For the past year in her work at Indian Hills Elementary School in Topeka, Kan., Kemble-Mick has created chatbots to help older kids learn to cope with minor social-emotional problems, explore career paths more deeply and get support on certain assignments. She said she only uses these artificial intelligence-powered tools with students in grades three through six.
“I don’t typically go lower,” she said, “because younger students might have a hard time understanding that this isn’t a real person.”
Kemble-Mick builds the chatbots using the free version of SchoolAI, she said, because the platform is made for kids and has third-party data security and privacy certifications.
PICKLES THE SUPPORT BOT
“It allows you to unload and it walks you through things,” Kemble-Mick said. “It gives you ideas, like let’s try deep breathing together, let’s walk through an ‘I feel’ statement together, and you can either say it into the microphone or type it out.”
Teachers can also access the chatbot to help students learn how to solve small social-emotional problems in the classroom. For example, if a student comes in from recess angry that someone took their ball or gave them a funny look, instead of calling Kemble-Mick to help them calm down, the teacher can pull up Pickles on a classroom computer.
“The teachers and I came up with a plan that they could check in for five minutes and chat with Pickles, and at the end of the five-minute timer, they go back to their seat,” Kemble-Mick said. “And my phone has stopped ringing off the hook.”
She added that she checks the chats frequently, and that the platform sends her an immediate alert if an urgent issue comes up. She also tells students and teachers to come to her with any not-so-small problems, and she tracks the bot’s data to see if some students are leaning on it more often than others.
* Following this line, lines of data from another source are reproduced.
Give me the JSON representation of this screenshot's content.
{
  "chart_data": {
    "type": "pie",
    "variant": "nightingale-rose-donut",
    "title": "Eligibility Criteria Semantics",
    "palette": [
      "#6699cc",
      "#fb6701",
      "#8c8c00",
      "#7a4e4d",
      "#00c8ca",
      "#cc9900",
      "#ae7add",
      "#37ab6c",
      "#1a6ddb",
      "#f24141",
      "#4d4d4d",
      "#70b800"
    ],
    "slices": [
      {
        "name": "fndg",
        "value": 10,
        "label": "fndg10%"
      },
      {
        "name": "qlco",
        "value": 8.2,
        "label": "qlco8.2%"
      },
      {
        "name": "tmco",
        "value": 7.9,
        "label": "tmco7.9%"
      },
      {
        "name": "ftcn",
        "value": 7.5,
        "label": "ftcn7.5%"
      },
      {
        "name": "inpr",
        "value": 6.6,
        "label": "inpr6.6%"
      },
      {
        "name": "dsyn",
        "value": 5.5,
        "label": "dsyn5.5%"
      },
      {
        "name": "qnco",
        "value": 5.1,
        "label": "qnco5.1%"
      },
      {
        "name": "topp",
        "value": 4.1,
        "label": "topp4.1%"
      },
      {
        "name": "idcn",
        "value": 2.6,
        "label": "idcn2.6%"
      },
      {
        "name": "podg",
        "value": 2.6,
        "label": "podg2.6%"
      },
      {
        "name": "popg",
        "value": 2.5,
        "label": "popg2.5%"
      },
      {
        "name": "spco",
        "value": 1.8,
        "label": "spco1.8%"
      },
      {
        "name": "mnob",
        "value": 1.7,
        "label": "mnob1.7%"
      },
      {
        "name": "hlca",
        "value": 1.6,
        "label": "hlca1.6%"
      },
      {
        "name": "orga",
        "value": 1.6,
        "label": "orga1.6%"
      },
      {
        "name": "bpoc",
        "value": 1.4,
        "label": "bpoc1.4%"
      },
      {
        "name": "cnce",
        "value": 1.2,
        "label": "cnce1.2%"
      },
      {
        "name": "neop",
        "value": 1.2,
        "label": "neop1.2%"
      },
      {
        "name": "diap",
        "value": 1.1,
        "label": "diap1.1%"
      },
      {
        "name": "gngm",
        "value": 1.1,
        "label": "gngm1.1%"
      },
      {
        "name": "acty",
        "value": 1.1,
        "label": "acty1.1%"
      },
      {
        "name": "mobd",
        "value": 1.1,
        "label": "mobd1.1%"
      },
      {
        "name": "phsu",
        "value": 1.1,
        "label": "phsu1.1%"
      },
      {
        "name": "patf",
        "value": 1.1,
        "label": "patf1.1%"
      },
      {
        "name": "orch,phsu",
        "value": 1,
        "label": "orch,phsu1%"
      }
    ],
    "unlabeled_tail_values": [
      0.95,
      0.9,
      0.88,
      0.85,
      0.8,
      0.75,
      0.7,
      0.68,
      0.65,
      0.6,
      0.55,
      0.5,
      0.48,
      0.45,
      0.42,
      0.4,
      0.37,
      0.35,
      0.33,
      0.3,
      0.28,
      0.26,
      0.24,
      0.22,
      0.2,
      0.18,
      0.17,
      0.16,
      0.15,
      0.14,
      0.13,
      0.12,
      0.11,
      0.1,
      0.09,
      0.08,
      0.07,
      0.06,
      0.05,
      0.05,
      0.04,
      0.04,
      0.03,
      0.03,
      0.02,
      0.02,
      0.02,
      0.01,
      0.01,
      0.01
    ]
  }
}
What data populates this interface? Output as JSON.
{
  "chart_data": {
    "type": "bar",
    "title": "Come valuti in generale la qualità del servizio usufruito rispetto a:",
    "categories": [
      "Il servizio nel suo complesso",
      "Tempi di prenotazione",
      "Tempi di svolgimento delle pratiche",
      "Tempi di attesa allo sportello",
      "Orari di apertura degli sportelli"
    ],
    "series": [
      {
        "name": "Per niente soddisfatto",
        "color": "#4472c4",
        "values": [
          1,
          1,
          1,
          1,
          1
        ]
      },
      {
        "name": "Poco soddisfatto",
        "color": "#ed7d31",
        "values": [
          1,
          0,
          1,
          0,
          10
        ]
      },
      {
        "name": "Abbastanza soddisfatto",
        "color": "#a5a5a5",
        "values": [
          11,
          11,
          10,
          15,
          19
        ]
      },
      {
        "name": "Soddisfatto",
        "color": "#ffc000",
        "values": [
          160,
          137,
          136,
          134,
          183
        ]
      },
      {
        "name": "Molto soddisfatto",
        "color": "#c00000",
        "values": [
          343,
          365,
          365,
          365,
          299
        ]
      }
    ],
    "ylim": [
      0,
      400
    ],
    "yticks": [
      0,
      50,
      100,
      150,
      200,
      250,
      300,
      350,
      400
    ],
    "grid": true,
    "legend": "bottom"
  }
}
“If they’re reaching out to this so often, there’s something on our end that we’re missing that we need to help with,” Kemble-Mick said. “And that’s a cool way to catch some things that maybe we wouldn’t always catch.”
'KIDS ARE FINDING CAREERS I DIDN'T EVEN KNOW EXISTED'
Another way AI has changed how Kemble-Mick works is in career exploration, which is something she said school counselors lead for students in grades five and six. For this, Kemble-Mick created a chatbot in SchoolAI to help students learn about a broader range of job opportunities.
“By the time kids are 9, they start to develop stereotypes of what they think they can and can't be based on their ZIP code, gender, race,” she said. “This doesn't know any of those things about you, and so it disrupts the bias and allows kids to really dream.”
Students enter their interests and hobbies, and the bot takes that information and starts making career suggestions, Kemble-Mick said. For instance, when one student said he likes dirt biking, being organized and playing video games, the AI suggested a career as an esports manager.
“I know about esports, but I never would have thought of that on my own. So I’m learning alongside them, which I think is really neat,” Kemble-Mick said. “In elementary, we focus a lot on awareness of careers and exploring different ones and seeing what’s out there, and this is more exploration than I’ve ever been able to do because so many of these kids are finding careers that I didn’t even know existed. It’s a great way as a counselor to keep up with current trends.”
ACADEMIC SUPPORT
For students who need help learning, Kemble-Mick can create chatbots on SchoolAI that are tailored to their academic needs. She gave a recent example of a third-grade assignment that required students to research someone famous from history.
“I have some students who were really struggling with their research, and so I asked their teacher if I could help them with this,” Kemble-Mick said. “It wasn’t the whole class, it was just a handful, and so I made a few bots that were their specific historical figures.”
She then explained that the bots were not real people, but that the students could ask them questions to find out about the historical figures they were designed to portray. Similar to the other chat experiences Kemble-Mick has created, the students “took to it like nobody’s business” and completed their research.
“The engagement is high,” she said, “and that’s hard right now because we’re competing against a lot of things out there that seem to be more fun.”
Kemble-Mick is quick to add that these AI tools are not a replacement for school counselors but act as assistants that can be there for students at any moment.
“I don’t want people to think that it’s something that would take away your role or something that diminishes or dismisses what we do,” she said. “This is just like an assistant to us that students can access right away.”